Страница 23 из 30
— Нет, вы вот что скажите, Василь Василич: опять ведь баба с яйцами приходила!
Мужики засмеялись.
— Вчерась одна, нынче другая, — и откуда они, сороки, проведали? Словно и впрямь дачники понаехали. Даром, говорят, бери, а бери, назад не понесу.
— Далеко молва идет, — отозвался слабо бродяга, — я еще где услыхал! Так и говорят: у нас ничего нет, а иди, брат, к Жигалеву…
— Жегулеву, — поправил матрос.
— Жигулеву, Александру Иванычу, он тебя к делу приспособит и поесть даст. И за хлеб-соль, братцы, спасибо, а что касается дела, то уж не невольте, не по моей части кровь…
Нахмурились.

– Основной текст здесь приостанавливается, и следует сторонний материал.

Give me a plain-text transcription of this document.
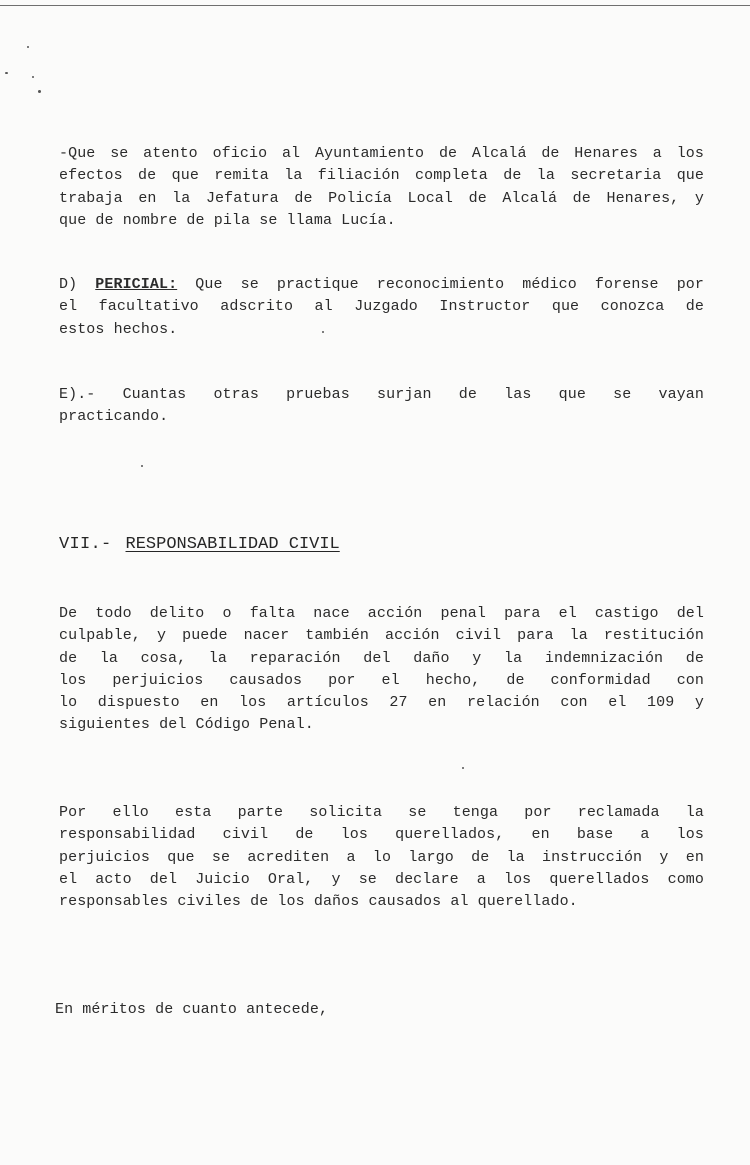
-Que se atento oficio al Ayuntamiento de Alcalá de Henares a los
efectos de que remita la filiación completa de la secretaria que
trabaja en la Jefatura de Policía Local de Alcalá de Henares, y
que de nombre de pila se llama Lucía.
D) PERICIAL: Que se practique reconocimiento médico forense por
el facultativo adscrito al Juzgado Instructor que conozca de
estos hechos.
E).- Cuantas otras pruebas surjan de las que se vayan
practicando.
VII.- RESPONSABILIDAD CIVIL
De todo delito o falta nace acción penal para el castigo del
culpable, y puede nacer también acción civil para la restitución
de la cosa, la reparación del daño y la indemnización de
los perjuicios causados por el hecho, de conformidad con
lo dispuesto en los artículos 27 en relación con el 109 y
siguientes del Código Penal.
Por ello esta parte solicita se tenga por reclamada la
responsabilidad civil de los querellados, en base a los
perjuicios que se acrediten a lo largo de la instrucción y en
el acto del Juicio Oral, y se declare a los querellados como
responsables civiles de los daños causados al querellado.
En méritos de cuanto antecede,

Федот взмахнул кулаком и крикнул:
— Молчи, гусыня!
Бродяжка робко отстранился, бормоча:
— Меня и саратовские лесные братья уважили, меня и…
— Не тронь его, — приказал Саша, слегка покрасневший, когда упомянулось его новое имя. — Завтра он уйдет.
Колесников смотрел с любовью на его окрепшее, в несколько дней на года вперед скакнувшее лицо и задумался внезапно об этой самой загадочной молве, что одновременно и сразу, казалось, во многих местах выпыхнула о Сашке Жегулеве, задолго опережая всякие события и прокладывая к становищу невидимую тропу. «Болтают, конечно, — думал он, — но не столько болтают, сколько ждут, носом по ветру чуют. Зарумянился мой черный Саша и глазами поблескивает, понял, что это значит: Сашка Жегулев! Отходи, Саша, отходи».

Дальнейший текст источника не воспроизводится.